Below is a typical workflow I do myself in R with alpha diversity that may be helpful for you. It assumes you have a table that has rows as sites (ie. samples, participants, etc.) and meta data in your columns (ex. season, infection, richness, etc.)

#required libraries
library(tidyverse)
library(sjPlot)
library(car)

#build basic model
mod1 <- lm(alpha ~ season + infection, data=mydata)

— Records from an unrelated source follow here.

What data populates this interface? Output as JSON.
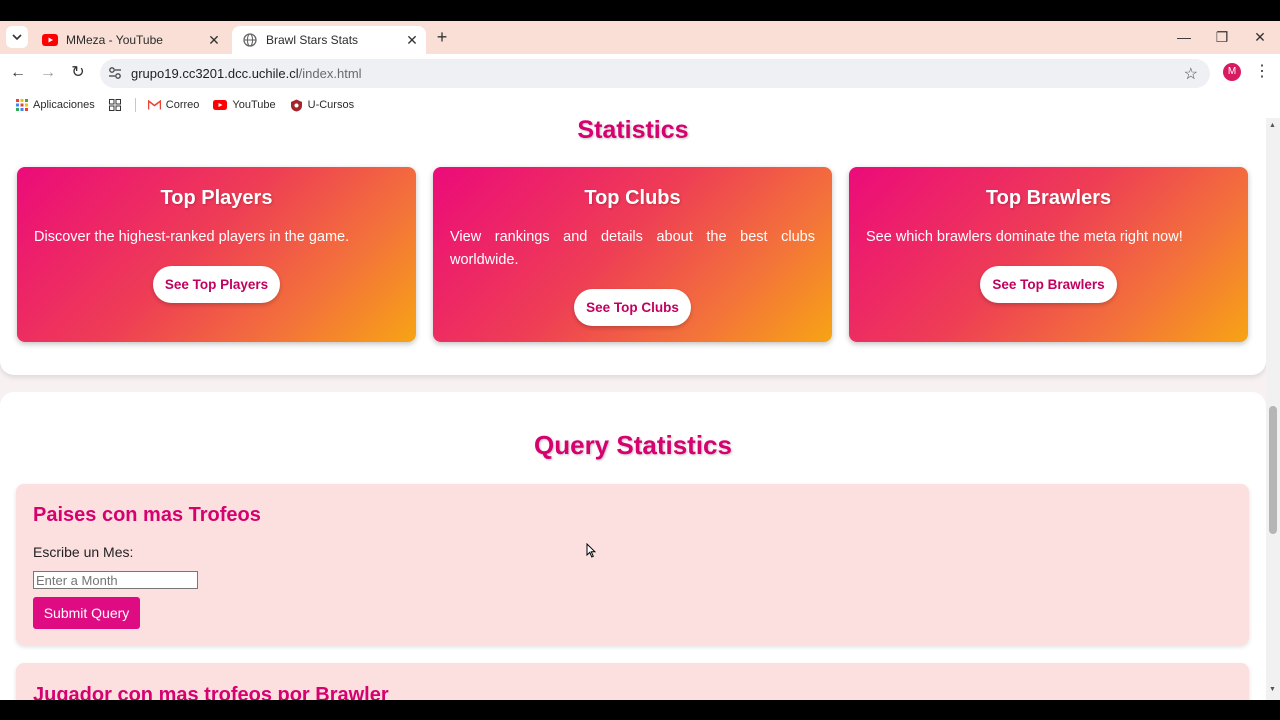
{
  "browser": {
    "tabs": [
      {
        "title": "MMeza - YouTube",
        "icon": "youtube-icon",
        "active": false
      },
      {
        "title": "Brawl Stars Stats",
        "icon": "globe-icon",
        "active": true
      }
    ],
    "url_host": "grupo19.cc3201.dcc.uchile.cl",
    "url_path": "/index.html",
    "profile_initial": "M",
    "bookmarks": [
      {
        "label": "Aplicaciones",
        "icon": "apps-grid-icon"
      },
      {
        "label": "Correo",
        "icon": "gmail-icon"
      },
      {
        "label": "YouTube",
        "icon": "youtube-icon"
      },
      {
        "label": "U-Cursos",
        "icon": "u-cursos-icon"
      }
    ]
  },
  "page": {
    "statistics_title": "Statistics",
    "cards": [
      {
        "title": "Top Players",
        "text": "Discover the highest-ranked players in the game.",
        "button": "See Top Players"
      },
      {
        "title": "Top Clubs",
        "text": "View rankings and details about the best clubs worldwide.",
        "button": "See Top Clubs"
      },
      {
        "title": "Top Brawlers",
        "text": "See which brawlers dominate the meta right now!",
        "button": "See Top Brawlers"
      }
    ],
    "query_title": "Query Statistics",
    "queries": [
      {
        "title": "Paises con mas Trofeos",
        "label": "Escribe un Mes:",
        "placeholder": "Enter a Month",
        "button": "Submit Query"
      },
      {
        "title": "Jugador con mas trofeos por Brawler"
      }
    ]
  },
  "colors": {
    "accent": "#d6006f",
    "button": "#de0b83",
    "card_gradient_start": "#ec0b7a",
    "card_gradient_end": "#f7a414",
    "query_bg": "#fce0e0"
  }
}
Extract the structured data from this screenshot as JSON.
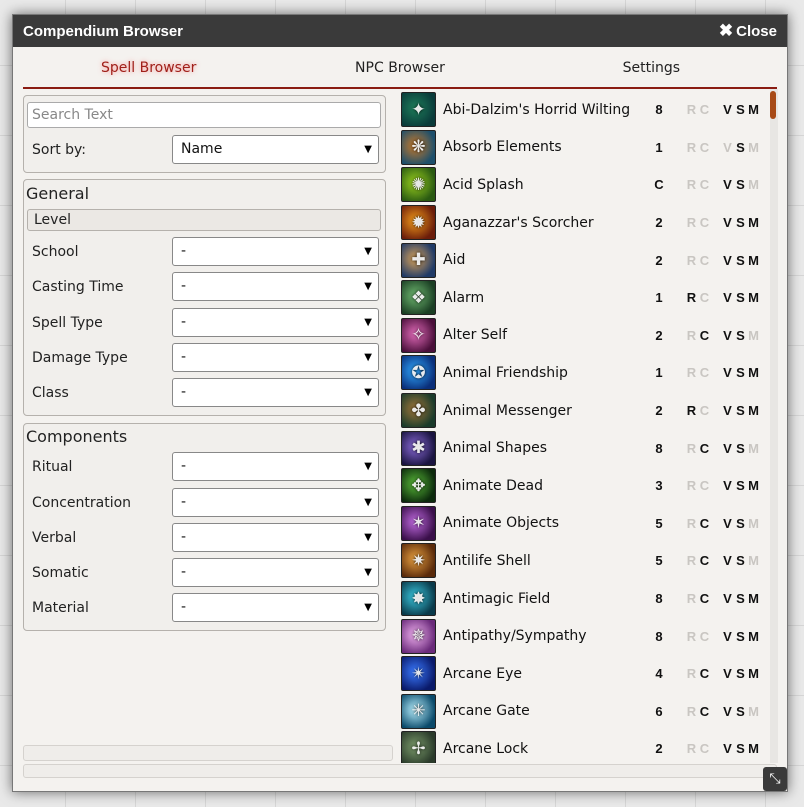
{
  "window": {
    "title": "Compendium Browser",
    "close_label": "Close"
  },
  "tabs": [
    {
      "label": "Spell Browser",
      "active": true
    },
    {
      "label": "NPC Browser",
      "active": false
    },
    {
      "label": "Settings",
      "active": false
    }
  ],
  "search": {
    "placeholder": "Search Text",
    "value": ""
  },
  "sort": {
    "label": "Sort by:",
    "value": "Name"
  },
  "general": {
    "legend": "General",
    "level_label": "Level",
    "filters": [
      {
        "label": "School",
        "value": "-"
      },
      {
        "label": "Casting Time",
        "value": "-"
      },
      {
        "label": "Spell Type",
        "value": "-"
      },
      {
        "label": "Damage Type",
        "value": "-"
      },
      {
        "label": "Class",
        "value": "-"
      }
    ]
  },
  "components": {
    "legend": "Components",
    "filters": [
      {
        "label": "Ritual",
        "value": "-"
      },
      {
        "label": "Concentration",
        "value": "-"
      },
      {
        "label": "Verbal",
        "value": "-"
      },
      {
        "label": "Somatic",
        "value": "-"
      },
      {
        "label": "Material",
        "value": "-"
      }
    ]
  },
  "spells": [
    {
      "name": "Abi-Dalzim's Horrid Wilting",
      "level": "8",
      "r": false,
      "c": false,
      "v": true,
      "s": true,
      "m": true,
      "colors": [
        "#0a3b3a",
        "#1e7d5a"
      ]
    },
    {
      "name": "Absorb Elements",
      "level": "1",
      "r": false,
      "c": false,
      "v": false,
      "s": true,
      "m": false,
      "colors": [
        "#1d4f6b",
        "#c97a2a"
      ]
    },
    {
      "name": "Acid Splash",
      "level": "C",
      "r": false,
      "c": false,
      "v": true,
      "s": true,
      "m": false,
      "colors": [
        "#2a5a12",
        "#9ad01e"
      ]
    },
    {
      "name": "Aganazzar's Scorcher",
      "level": "2",
      "r": false,
      "c": false,
      "v": true,
      "s": true,
      "m": true,
      "colors": [
        "#6b1d0a",
        "#f29a1a"
      ]
    },
    {
      "name": "Aid",
      "level": "2",
      "r": false,
      "c": false,
      "v": true,
      "s": true,
      "m": true,
      "colors": [
        "#203a66",
        "#d9a35a"
      ]
    },
    {
      "name": "Alarm",
      "level": "1",
      "r": true,
      "c": false,
      "v": true,
      "s": true,
      "m": true,
      "colors": [
        "#1b3f24",
        "#6fb870"
      ]
    },
    {
      "name": "Alter Self",
      "level": "2",
      "r": false,
      "c": true,
      "v": true,
      "s": true,
      "m": false,
      "colors": [
        "#4a0f3a",
        "#e06ab8"
      ]
    },
    {
      "name": "Animal Friendship",
      "level": "1",
      "r": false,
      "c": false,
      "v": true,
      "s": true,
      "m": true,
      "colors": [
        "#0a2f7a",
        "#2fa8ff"
      ]
    },
    {
      "name": "Animal Messenger",
      "level": "2",
      "r": true,
      "c": false,
      "v": true,
      "s": true,
      "m": true,
      "colors": [
        "#1a3a2a",
        "#a0763a"
      ]
    },
    {
      "name": "Animal Shapes",
      "level": "8",
      "r": false,
      "c": true,
      "v": true,
      "s": true,
      "m": false,
      "colors": [
        "#1a1440",
        "#8a6ad8"
      ]
    },
    {
      "name": "Animate Dead",
      "level": "3",
      "r": false,
      "c": false,
      "v": true,
      "s": true,
      "m": true,
      "colors": [
        "#0c2a0c",
        "#58b838"
      ]
    },
    {
      "name": "Animate Objects",
      "level": "5",
      "r": false,
      "c": true,
      "v": true,
      "s": true,
      "m": false,
      "colors": [
        "#3a0f4a",
        "#c06ae0"
      ]
    },
    {
      "name": "Antilife Shell",
      "level": "5",
      "r": false,
      "c": true,
      "v": true,
      "s": true,
      "m": false,
      "colors": [
        "#5a2a0a",
        "#e8a040"
      ]
    },
    {
      "name": "Antimagic Field",
      "level": "8",
      "r": false,
      "c": true,
      "v": true,
      "s": true,
      "m": true,
      "colors": [
        "#0a3a4a",
        "#3ac8e0"
      ]
    },
    {
      "name": "Antipathy/Sympathy",
      "level": "8",
      "r": false,
      "c": false,
      "v": true,
      "s": true,
      "m": true,
      "colors": [
        "#6a2a7a",
        "#f0b0f0"
      ]
    },
    {
      "name": "Arcane Eye",
      "level": "4",
      "r": false,
      "c": true,
      "v": true,
      "s": true,
      "m": true,
      "colors": [
        "#0a1a6a",
        "#3a7aff"
      ]
    },
    {
      "name": "Arcane Gate",
      "level": "6",
      "r": false,
      "c": true,
      "v": true,
      "s": true,
      "m": false,
      "colors": [
        "#0a4a6a",
        "#b8f0ff"
      ]
    },
    {
      "name": "Arcane Lock",
      "level": "2",
      "r": false,
      "c": false,
      "v": true,
      "s": true,
      "m": true,
      "colors": [
        "#2a3a2a",
        "#7a9a6a"
      ]
    }
  ]
}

#run a marginal test Anova (Type II)
mod1 %>% car::Anova() #optional, add test.statistic="F" for F-statistic

#you could also just use default aov() or summary() in R instead 
#of the car package version, but that will be a sequential test by default

#check the model fit
par(mfrow=c(2,2))
sjPlot::plot_model(mod1, type="diag") %>% 
  sjPlot::plot_grid(.)

#if model diagnostics don't look good, you can try :
# - transforming the data first
# - Use glm() instead of lm() with a different link function (i.e. binomial, poisson, log, logit, etc.)
# - If nothing fits, then perhaps just stick with Wilcoxon and explain the above process 

#get a nice table summary of the model results
sjPlot::tab_model(mod1)

#plot model results
sjPlot::plot_model(mod1, sort.est = TRUE, show.values = TRUE)

#if you want the exact values from this plot,
sjPlot::plot_model(mod1, sort.est = TRUE, show.values = TRUE) %>%
  .$data %>% 
  tibble()

Also, within QIIME 2, you can use the q2-longitudinal plugin's linear-mixed-effects action that will take R style formulas. Though this won't have flexibility to do any transformation or a glm, and won't get in depth model diagnostics.

As a note though, I would strongly recommend either reading a bit about linear models first or chat with a statistician about your specific project goals to make sure you are in fact addressing your specific questions, you're well powered, and the model you run is a decent fit. For ex. if you need to test the interaction term between season and an infection status you would change your formula to alpha ~ season*infection which will demand different and more complex interpretation of results.

Hope that helps

jwdebelius · November 2, 2022, 9:04am

I'd love to tag onto @Mehrbod_Estaki's excellent answer, and also add that there's an option in qiime2 for a linear model, if you want to run one, hidden in q2-logidtudinal! (q2-longitudinal anova. I was shocked when I found it there, too!

I tend to run mine outside QIIME2 as well (although I use statsmodels) but I'll echo the points about interaction term interpretation as well, particularly for categorical variables.

Best,
Justine

SingeunOh · November 4, 2022, 8:51am

Thank you colin for your kind interests to me.

SingeunOh · November 4, 2022, 8:54am

Thank you so much, Mehrbod ! Your explanation helped me a lot with solving the problem. I also appreciate your code sharing. I will definetly try ANOVA in R for the analysis.